You can pet the foxes, a lot of the time, and writing the occasional haiku is part of the gameplay. Being able to pet foxes made this game 22.7% better and it was already a great game.

I enjoyed both the story and the main character more than a lot of people seem to have; I’ve seen some gripes about him being a thin character or the story being a little cut-and-paste and I don’t agree with them. Jin Sakai’s emotional journey through the story feels real, and more importantly, his relationships with the other characters also feel real, and it’s those relationships that pull you through the game. The voice acting is … good, I guess, although you shouldn’t take my opinion too seriously because I listened to it in Japanese. Nobody struck me as goofy, though, which can be an occasional problem in these types of games. It’s possible that if I understood Japanese I wouldn’t like the voice actors as much, but I doubt it.
It would be reasonable, I suppose, to gripe that the game is a bit too dude-centric. Jin is male, and you can’t choose his gender at the beginning of the game or alter anything about his appearance. (Armor, yes. Facial features and hair, no.) His uncle, a major figure, is male. Khotun Khan is male. Nearly every random mook you fight throughout the game is male; all of the Mongols are, although you do fight a couple of duels against non-Mongol female characters at a couple of points. There is one female antagonist during one quest line who you never fight, and three of the major supporting characters are female. But, oh, man, Masako and Yuna, in particular, are amazing, and the sad little story the game tells with Yuriko, Jin’s childhood caretaker, is as nuanced and real as anything else in the game.
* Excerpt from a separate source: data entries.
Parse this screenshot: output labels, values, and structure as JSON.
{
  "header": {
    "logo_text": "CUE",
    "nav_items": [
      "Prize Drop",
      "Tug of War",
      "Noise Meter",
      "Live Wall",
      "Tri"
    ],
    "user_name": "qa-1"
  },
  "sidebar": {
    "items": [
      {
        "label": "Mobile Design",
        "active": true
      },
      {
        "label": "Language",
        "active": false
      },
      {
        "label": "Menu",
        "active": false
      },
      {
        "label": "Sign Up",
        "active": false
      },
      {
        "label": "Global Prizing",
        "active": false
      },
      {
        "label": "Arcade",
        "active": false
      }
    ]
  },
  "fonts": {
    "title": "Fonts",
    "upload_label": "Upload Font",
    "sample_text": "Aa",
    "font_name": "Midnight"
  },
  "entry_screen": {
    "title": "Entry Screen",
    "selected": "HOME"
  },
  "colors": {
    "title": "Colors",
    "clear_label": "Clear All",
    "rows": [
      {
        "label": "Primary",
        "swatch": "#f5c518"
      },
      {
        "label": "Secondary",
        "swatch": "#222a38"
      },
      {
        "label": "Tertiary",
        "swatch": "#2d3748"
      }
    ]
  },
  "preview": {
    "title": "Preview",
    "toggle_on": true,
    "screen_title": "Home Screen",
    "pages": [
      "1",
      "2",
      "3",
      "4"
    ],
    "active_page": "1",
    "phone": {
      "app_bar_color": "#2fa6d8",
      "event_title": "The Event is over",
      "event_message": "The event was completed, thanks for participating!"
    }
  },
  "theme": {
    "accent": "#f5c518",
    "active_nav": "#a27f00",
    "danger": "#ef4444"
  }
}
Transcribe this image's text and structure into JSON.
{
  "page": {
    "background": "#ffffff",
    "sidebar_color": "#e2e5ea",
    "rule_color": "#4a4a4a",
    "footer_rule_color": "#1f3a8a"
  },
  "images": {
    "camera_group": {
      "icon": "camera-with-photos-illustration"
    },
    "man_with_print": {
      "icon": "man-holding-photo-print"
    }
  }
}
Yuna is the closest the game comes to a love interest; there are some very broad hints that she and Jin are developing feelings for each other that are never acted on, and the two of them get drunk together at one point (my God, Jin’s eyes during the bit where he was drunk were amazing) and maybe share a meaningful look right before some hell breaks loose, but she is a grown-ass woman and she is a badass and she has no time for anybody’s bullshit, including several men who at least on paper should be far more powerful than her, and I loved every second of her. She’s also never once used for sex appeal, which was damned refreshing. Masako was fascinating for other reasons– I could write another thousand words on how this game deals with revenge, especially, again, after TLOU2— but while you don’t get a lot of female or non-cishet representation in this game what you do get is definitely memorable.
So, yeah– if this isn’t Game of the Year it is awfully close, and while I’ll get more hours of gameplay out of Nioh 2, on the balance this is probably a better game and it’s certainly a more impressive achievement. If you own a PS4 and don’t pick this one up you are doing yourself a disservice, and frankly this is probably worth buying a PS4 for all by itself. I loved the hell out of it. You should play it.